Parson, Krewson and Gray described multiple ways the state could help:
The city has asked for Highway Patrol help on interstates 44, 64, 55 and 70. City Public Safety Director Jimmie Edwards said he’s looking for the arrival of state troopers “as soon as possible,” but couldn’t be more precise.
Parson agreed to look for state funding for added law enforcement tools such as the ShotSpotter system — a gunshot detection sensor — and security cameras, Gray said. Clergy are interested in creating “safe zones” in churches so people have a place to go to avoid violence.
Religious leaders are also hopeful that state funding will be found for a crime prevention program like Cure Violence.
Gray said they are “cautiously optimistic” that state funding could be found for job creation, which Gray believes would eventually decrease gun violence.
“We are pleased with his acknowledgement that the death of black children in St. Louis and Kansas City is not just a black community problem, that it’s a Missouri problem,” Gray said.
Krewson said she’d like to see permits required for firearms in the city of St. Louis, but she’d need help from the state to get that passed into law. In January 2017 Missouri became the first state to allow open and concealed carry of weapons without a permit.
“I don’t consider it a big ask,” Krewson said. “The governor and I have talked about it many times.”
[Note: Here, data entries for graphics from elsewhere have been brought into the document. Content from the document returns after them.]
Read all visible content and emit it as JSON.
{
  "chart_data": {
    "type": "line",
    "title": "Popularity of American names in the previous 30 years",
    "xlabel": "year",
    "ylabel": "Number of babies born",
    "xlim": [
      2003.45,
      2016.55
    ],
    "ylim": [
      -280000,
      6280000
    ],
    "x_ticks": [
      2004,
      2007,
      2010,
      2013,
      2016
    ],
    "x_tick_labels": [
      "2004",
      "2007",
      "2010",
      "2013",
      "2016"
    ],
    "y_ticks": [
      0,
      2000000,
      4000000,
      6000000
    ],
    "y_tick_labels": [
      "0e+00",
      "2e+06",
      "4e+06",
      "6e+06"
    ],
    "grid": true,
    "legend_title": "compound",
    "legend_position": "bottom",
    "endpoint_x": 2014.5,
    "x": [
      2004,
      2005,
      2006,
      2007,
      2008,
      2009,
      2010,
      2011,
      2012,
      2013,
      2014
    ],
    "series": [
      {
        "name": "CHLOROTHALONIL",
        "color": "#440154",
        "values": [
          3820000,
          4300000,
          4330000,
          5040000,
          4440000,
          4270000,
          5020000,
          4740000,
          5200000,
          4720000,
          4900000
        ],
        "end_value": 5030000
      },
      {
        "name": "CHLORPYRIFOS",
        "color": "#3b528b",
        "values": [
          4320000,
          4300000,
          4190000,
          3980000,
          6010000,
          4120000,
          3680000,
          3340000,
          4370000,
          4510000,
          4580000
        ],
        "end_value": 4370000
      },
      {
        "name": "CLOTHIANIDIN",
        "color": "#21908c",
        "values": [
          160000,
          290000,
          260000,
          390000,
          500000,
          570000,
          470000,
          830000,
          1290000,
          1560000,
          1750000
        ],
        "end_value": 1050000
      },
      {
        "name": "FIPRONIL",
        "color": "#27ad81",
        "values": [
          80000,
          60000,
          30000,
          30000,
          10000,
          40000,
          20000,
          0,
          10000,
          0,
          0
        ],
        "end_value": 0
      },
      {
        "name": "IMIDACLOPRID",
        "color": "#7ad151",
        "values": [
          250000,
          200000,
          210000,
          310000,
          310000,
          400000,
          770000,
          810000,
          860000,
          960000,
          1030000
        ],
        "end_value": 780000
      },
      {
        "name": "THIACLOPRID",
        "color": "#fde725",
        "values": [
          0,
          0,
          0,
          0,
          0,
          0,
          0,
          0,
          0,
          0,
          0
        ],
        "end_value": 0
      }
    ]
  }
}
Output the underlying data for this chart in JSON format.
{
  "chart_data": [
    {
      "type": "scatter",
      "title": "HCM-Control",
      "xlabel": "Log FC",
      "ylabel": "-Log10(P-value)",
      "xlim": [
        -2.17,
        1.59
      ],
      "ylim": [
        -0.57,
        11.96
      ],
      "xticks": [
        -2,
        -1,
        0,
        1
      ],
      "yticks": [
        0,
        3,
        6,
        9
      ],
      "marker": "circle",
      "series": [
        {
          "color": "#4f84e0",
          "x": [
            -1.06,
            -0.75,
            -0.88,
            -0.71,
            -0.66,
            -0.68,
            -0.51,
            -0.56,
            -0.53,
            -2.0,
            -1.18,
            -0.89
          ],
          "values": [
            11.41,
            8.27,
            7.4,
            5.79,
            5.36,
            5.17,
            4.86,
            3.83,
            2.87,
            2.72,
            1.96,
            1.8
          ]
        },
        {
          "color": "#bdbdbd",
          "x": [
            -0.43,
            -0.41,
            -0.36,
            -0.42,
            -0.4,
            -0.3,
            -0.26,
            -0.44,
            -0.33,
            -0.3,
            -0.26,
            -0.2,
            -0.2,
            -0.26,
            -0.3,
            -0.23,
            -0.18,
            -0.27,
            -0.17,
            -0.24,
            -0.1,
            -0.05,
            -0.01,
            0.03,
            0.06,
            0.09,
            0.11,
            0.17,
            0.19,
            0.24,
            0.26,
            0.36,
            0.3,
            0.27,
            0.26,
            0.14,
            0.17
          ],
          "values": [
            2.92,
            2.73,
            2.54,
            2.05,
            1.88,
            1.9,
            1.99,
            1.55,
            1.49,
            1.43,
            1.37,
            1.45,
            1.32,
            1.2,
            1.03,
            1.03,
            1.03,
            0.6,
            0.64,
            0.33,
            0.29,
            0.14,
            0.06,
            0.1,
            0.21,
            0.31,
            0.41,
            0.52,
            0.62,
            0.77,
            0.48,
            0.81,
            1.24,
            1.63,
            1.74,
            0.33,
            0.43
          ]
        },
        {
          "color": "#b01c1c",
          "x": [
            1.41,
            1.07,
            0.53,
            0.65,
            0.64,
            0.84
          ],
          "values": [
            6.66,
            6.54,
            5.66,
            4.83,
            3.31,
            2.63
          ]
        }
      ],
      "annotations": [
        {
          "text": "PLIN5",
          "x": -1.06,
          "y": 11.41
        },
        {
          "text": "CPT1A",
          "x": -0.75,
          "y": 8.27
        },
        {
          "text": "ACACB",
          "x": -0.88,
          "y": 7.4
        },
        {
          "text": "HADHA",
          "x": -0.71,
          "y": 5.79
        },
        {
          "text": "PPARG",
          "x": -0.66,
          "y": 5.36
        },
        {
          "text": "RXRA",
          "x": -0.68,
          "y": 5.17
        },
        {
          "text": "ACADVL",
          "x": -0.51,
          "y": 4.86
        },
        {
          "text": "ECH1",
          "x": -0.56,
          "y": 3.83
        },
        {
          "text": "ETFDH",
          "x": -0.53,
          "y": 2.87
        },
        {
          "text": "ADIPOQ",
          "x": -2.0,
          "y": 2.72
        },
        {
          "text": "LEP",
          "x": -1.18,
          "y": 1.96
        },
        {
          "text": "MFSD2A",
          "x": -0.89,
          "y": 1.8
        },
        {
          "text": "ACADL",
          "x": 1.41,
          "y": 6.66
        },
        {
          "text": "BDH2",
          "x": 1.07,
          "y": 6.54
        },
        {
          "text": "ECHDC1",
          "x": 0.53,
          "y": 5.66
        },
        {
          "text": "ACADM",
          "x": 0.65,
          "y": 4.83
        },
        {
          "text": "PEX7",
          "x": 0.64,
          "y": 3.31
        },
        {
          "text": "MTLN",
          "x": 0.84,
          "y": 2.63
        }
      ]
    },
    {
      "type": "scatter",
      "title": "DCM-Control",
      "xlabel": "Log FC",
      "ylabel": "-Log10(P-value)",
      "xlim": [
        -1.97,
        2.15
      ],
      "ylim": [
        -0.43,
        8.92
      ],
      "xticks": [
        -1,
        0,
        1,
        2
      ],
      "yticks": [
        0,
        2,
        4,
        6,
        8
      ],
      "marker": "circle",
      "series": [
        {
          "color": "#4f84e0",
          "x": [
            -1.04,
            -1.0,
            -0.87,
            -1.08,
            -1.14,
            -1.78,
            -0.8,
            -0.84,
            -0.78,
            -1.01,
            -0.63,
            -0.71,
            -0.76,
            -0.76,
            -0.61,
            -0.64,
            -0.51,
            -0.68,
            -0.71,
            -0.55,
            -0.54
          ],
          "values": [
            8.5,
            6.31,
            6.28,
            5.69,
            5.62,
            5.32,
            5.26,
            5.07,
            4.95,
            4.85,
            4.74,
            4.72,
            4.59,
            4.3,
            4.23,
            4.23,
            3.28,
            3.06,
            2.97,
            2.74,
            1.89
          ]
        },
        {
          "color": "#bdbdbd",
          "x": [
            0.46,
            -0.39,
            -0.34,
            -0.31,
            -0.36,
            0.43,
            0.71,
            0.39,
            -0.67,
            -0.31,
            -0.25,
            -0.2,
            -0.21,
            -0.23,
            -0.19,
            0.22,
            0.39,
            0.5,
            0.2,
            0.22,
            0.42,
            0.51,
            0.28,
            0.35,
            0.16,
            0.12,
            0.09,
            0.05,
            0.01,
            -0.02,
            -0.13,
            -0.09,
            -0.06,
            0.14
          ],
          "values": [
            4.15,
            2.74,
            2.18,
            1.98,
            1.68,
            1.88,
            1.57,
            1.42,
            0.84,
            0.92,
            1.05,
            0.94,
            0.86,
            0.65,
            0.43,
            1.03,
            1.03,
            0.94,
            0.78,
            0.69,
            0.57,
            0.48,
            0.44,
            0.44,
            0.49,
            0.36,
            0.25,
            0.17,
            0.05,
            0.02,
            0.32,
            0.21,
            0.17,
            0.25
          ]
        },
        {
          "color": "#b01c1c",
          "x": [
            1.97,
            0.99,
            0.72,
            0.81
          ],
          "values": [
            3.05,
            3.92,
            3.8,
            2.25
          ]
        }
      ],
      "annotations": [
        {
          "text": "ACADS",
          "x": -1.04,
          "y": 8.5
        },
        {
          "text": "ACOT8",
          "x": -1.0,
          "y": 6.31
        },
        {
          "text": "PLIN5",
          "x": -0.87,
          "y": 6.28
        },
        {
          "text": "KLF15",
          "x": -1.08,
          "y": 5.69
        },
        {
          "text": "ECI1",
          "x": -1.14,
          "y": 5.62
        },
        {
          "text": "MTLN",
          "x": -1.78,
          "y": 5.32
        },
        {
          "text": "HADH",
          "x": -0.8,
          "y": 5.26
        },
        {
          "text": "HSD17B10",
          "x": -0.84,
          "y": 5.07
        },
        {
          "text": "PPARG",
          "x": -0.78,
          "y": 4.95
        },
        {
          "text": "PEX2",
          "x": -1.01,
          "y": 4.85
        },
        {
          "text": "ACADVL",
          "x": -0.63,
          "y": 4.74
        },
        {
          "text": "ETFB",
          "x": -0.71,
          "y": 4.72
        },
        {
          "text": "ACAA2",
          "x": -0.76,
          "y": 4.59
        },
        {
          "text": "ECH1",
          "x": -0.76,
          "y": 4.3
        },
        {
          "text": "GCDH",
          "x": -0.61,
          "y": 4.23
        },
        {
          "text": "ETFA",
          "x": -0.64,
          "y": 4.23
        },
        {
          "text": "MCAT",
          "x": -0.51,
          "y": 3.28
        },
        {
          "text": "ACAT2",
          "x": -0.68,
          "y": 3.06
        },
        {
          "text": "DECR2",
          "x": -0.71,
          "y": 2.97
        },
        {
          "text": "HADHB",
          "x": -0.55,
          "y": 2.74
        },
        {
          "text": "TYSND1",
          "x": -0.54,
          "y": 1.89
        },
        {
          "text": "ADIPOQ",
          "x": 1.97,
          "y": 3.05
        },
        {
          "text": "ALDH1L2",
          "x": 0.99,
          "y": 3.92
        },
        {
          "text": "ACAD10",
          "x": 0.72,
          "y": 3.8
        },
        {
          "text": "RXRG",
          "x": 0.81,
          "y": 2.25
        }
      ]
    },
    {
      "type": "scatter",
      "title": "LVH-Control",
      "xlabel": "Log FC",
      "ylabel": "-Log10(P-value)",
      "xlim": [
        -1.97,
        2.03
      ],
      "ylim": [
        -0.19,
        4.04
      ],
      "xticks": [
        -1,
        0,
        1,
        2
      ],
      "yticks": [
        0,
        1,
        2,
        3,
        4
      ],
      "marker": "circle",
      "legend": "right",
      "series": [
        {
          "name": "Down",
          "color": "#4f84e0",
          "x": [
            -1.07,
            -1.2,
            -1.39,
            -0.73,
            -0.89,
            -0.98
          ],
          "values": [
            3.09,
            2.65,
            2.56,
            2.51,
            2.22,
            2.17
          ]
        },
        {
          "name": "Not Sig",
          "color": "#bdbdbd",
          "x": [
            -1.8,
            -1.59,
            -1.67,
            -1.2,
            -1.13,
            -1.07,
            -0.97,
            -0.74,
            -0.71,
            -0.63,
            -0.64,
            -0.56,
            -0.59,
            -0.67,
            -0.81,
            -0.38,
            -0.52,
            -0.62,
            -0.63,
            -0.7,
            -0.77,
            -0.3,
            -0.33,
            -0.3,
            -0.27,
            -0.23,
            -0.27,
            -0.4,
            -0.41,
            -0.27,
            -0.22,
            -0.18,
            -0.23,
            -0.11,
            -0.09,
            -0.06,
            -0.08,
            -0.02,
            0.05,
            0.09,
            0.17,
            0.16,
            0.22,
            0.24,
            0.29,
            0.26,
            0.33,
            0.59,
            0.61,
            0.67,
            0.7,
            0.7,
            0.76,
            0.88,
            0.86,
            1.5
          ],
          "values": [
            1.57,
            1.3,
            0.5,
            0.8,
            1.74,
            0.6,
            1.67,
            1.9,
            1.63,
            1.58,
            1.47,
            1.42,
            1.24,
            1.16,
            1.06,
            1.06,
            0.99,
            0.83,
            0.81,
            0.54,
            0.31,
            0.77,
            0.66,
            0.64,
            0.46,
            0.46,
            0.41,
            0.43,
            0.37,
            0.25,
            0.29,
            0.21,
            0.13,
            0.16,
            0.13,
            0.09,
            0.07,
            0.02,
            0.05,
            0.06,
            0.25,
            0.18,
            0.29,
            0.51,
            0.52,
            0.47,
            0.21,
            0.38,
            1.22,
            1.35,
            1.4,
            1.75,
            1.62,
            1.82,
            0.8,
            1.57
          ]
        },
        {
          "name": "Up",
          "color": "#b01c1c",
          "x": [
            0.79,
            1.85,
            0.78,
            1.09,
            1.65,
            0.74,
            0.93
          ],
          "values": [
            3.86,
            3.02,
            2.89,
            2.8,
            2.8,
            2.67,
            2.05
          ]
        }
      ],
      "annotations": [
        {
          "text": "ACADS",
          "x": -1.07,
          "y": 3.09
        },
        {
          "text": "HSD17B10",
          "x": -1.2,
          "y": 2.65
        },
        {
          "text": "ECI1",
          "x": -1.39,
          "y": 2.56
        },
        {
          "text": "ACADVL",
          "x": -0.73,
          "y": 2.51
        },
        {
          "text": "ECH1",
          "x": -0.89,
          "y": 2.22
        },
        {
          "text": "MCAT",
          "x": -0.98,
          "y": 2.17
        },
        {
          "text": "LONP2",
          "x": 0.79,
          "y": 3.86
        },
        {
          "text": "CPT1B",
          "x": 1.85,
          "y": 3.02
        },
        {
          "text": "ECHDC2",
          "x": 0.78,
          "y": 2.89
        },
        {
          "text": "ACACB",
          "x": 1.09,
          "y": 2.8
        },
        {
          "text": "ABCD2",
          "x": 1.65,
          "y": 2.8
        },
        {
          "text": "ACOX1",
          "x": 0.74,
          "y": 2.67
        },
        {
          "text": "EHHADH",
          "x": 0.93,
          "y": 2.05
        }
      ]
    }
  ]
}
The Missouri Legislative Black Caucus called on Parson in late August to initiate a special legislative session to discuss gun control, but Parson declined to do so.
Parson has agreed to meet with clergy again in 30 days to discuss more specific solutions, Gray said. The governor has also said he would appoint a senior staff member to work out details, and hold a meeting with regional elected officials, Gray added.
“This is the beginning of a conversation,” Gray said. “Did we think we were going to get everything we asked for today? We’re not naive, so no, we didn’t think that.”